His Apostles follow Him in this affirmation
Likewise, we find Jesus’ apostles continuing the Old Testament pattern of worship. Following the outpouring of the Holy Spirit on Pentecost, the first Christians met at the Temple courts (Acts 2:36), which was a focal point for early Christian life (Acts 5:20). We also find them relying on the ritual prayers used by Jews (Acts 2:42), and that Paul, like Jesus, attended the synagogue (Acts 13:5, 14; 14:1; 17:2, 19:8), even after he had become a Christian (Acts 17:2).
The Apostles of Christ show similar respect to the Jerusalem Temple. First, in Acts 3:1, Peter and John attend the prayer services at the Jerusalem Temple. Second, Paul recounts in his testimony to the Jews how God spoke to him while he was at the Jerusalem Temple praying (Acts 22:17). We see the Apostles’ respect for the Temple in: (1) Paul’s eagerness to attend the Pentecost services in Jerusalem (Acts 20:16), (2) the Jerusalem Apostles advising Paul to take part in the purification rituals to show their loyalty to the Torah (21:22-25), and (3) Paul’s participation in the Temple rituals (Acts 21:26).

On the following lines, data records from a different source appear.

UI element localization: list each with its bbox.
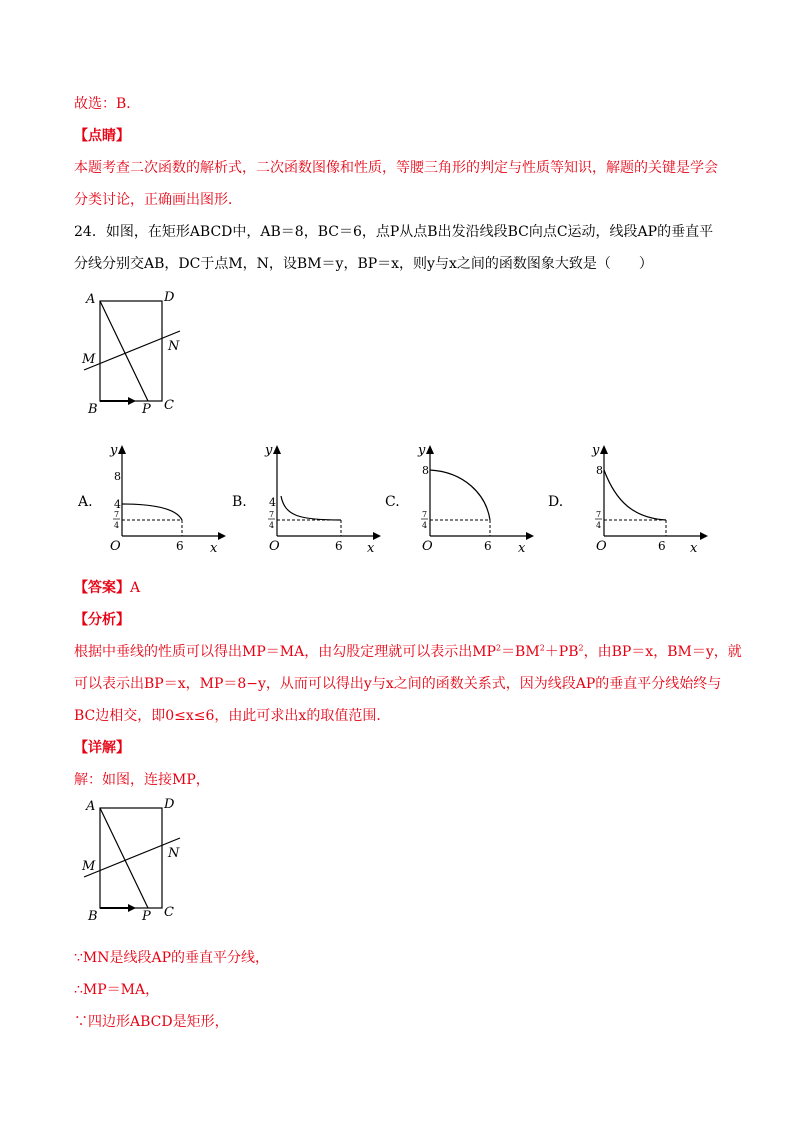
svg-text:4: 4 [114, 498, 121, 511]
svg-text:C: C [164, 905, 174, 920]
comment-line-2: 分类讨论，正确画出图形． [74, 192, 242, 208]
graph-d [582, 440, 712, 560]
svg-text:4: 4 [269, 521, 275, 530]
option-a-label: A. [78, 494, 93, 510]
prev-answer-line: 故选：B． [74, 96, 141, 112]
analysis-line-2: 可以表示出BP＝x，MP＝8−y，从而可以得出y与x之间的函数关系式，因为线段AP的垂直平分线始终与 [74, 676, 722, 692]
svg-text:O: O [596, 539, 607, 554]
svg-text:8: 8 [422, 464, 429, 477]
motion-arrow-icon [128, 397, 136, 405]
analysis-line-3: BC边相交，即0≤x≤6，由此可求出x的取值范围． [74, 708, 391, 724]
svg-text:x: x [367, 541, 375, 556]
perpendicular-bisector-mn [84, 331, 180, 370]
curve-c [430, 470, 490, 520]
svg-text:y: y [110, 443, 118, 458]
svg-text:8: 8 [596, 464, 603, 477]
motion-arrow-icon [128, 904, 136, 912]
svg-text:6: 6 [484, 539, 492, 553]
answer-heading: 【答案】 [74, 580, 130, 596]
svg-text:4: 4 [596, 521, 602, 530]
svg-text:7: 7 [596, 510, 602, 519]
label-a: A [86, 292, 96, 307]
svg-text:6: 6 [335, 539, 343, 553]
label-n: N [168, 339, 180, 354]
svg-text:P: P [142, 909, 151, 922]
svg-text:x: x [518, 541, 526, 556]
svg-text:4: 4 [269, 496, 276, 509]
svg-text:y: y [592, 443, 600, 458]
curve-b [281, 496, 341, 520]
curve-a [122, 504, 182, 520]
svg-text:y: y [418, 443, 426, 458]
label-d: D [164, 290, 175, 305]
analysis-heading: 【分析】 [74, 612, 130, 628]
svg-text:4: 4 [422, 521, 428, 530]
svg-text:6: 6 [658, 539, 666, 553]
svg-text:D: D [164, 797, 175, 812]
segment-ap [100, 301, 148, 401]
svg-text:8: 8 [114, 470, 121, 483]
rectangle-figure-solution [78, 792, 188, 922]
rectangle-figure [78, 285, 188, 415]
answer-value: A [130, 580, 141, 596]
svg-text:7: 7 [269, 510, 275, 519]
svg-text:7: 7 [422, 510, 428, 519]
question-line-2: 分线分别交AB，DC于点M，N，设BM＝y，BP＝x，则y与x之间的函数图象大致是（ ） [74, 256, 653, 272]
svg-text:B: B [88, 909, 98, 922]
svg-text:A: A [86, 799, 96, 814]
svg-text:M: M [82, 859, 96, 874]
question-line-1: 24．如图，在矩形ABCD中，AB＝8，BC＝6，点P从点B出发沿线段BC向点C运动，线段AP的垂直平 [74, 224, 714, 240]
svg-text:x: x [210, 541, 218, 556]
answer-line [74, 578, 140, 598]
label-m: M [82, 352, 96, 367]
label-c: C [164, 398, 174, 413]
detail-intro: 解：如图，连接MP， [74, 772, 210, 788]
analysis-line-1: 根据中垂线的性质可以得出MP＝MA，由勾股定理就可以表示出$MP^2=BM^2+PB^2$，由BP＝x，BM＝y，就 [74, 643, 742, 660]
comment-line-1: 本题考查二次函数的解析式，二次函数图像和性质，等腰三角形的判定与性质等知识，解题的关键是学会 [74, 160, 718, 176]
label-b: B [88, 402, 98, 415]
svg-text:7: 7 [114, 510, 120, 519]
option-b-label: B. [232, 494, 247, 510]
svg-text:y: y [265, 443, 273, 458]
detail-step-2: ∴MP＝MA， [74, 982, 160, 998]
detail-heading: 【详解】 [74, 740, 130, 756]
svg-text:4: 4 [114, 521, 120, 530]
graph-c [408, 440, 538, 560]
comment-heading: 【点睛】 [74, 128, 130, 144]
label-p: P [142, 402, 151, 415]
graph-a [100, 440, 230, 560]
detail-step-3: ∵四边形ABCD是矩形， [74, 1014, 229, 1030]
detail-step-1: ∵MN是线段AP的垂直平分线， [74, 950, 270, 966]
svg-text:O: O [422, 539, 433, 554]
graph-b [255, 440, 385, 560]
svg-text:x: x [690, 541, 698, 556]
curve-d [604, 470, 666, 520]
svg-text:O: O [110, 539, 121, 554]
svg-text:O: O [269, 539, 280, 554]
option-d-label: D. [548, 494, 564, 510]
svg-text:N: N [168, 846, 180, 861]
svg-text:6: 6 [176, 539, 184, 553]
option-c-label: C. [385, 494, 400, 510]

Why does it matter how we worship?
A non-Orthodox might ask: What difference does it make to God how we worship? But instead of asking this, we should ask what the Bible teaches about worship. We should ask if the Bible teaches that it makes a difference how we worship God. And God does care about the kind of worship we offer Him. We read in 1 Peter 2:5:
…you also, like living stones, are being built into a spiritual house to be a holy priesthood, offering spiritual sacrifices acceptable to God through Jesus Christ.
When you sacrifice a thank offering to the Lord, sacrifice it in such a way that it will be accepted on your behalf.
If we are instructed to offer “acceptable” sacrifices, this implies we can offer improper worship that God will reject. We see this in Genesis 4:3-5 where the Lord accepts Abel’s sacrifice, but rejects Cain’s. Additionally, we see this in Leviticus 10:1-3 where Aaron’s sons, Nadab and Abihu, died because they offered unauthorized fire to God. In I Chronicles 13:8-10, Uzzah, a non-Levite, died because he touched the Ark of the Covenant (I Chronicles 15:11-15, Numbers 4:15). And in II Chronicles 26:16-20, King Uzziah sought to offer incense to God, something only the priests could do, and suffered divine punishment. Thus, there are consequences for not offering right worship. In Christianity, this consequence is remaining outside the Body of Christ (the Orthodox Church), and being unable to receive the Eucharist.
Orthodox worship fulfills biblical worship
Orthodox worship may seem strange, but this is the way Christians have worshiped historically since the birth of the Church. It is, indeed, the worship described within the Bible. Orthodox worship follows the pattern of Old Testament worship and is the fulfillment of various Old Testament prophecies. This is the worship God wants in this day and age.
As Orthodox Christians, we need to appreciate what a precious gift God has given us in the preservation of this worship. We should become fervent in our prayers and our commitment to following our God and Savior Jesus Christ. And we should be eager to share our experience with others.
Contemporary worship in Protestant churches has tried to take the best the world has to offer. But in doing so, it has abandoned the right worship that God wants from us. Many people today don’t know about the Orthodox Divine Liturgy and are hungry for a real worship experience. They need someone to invite them and be ready to explain how the Orthodox liturgy is the true worship taught in the Bible. Be that person.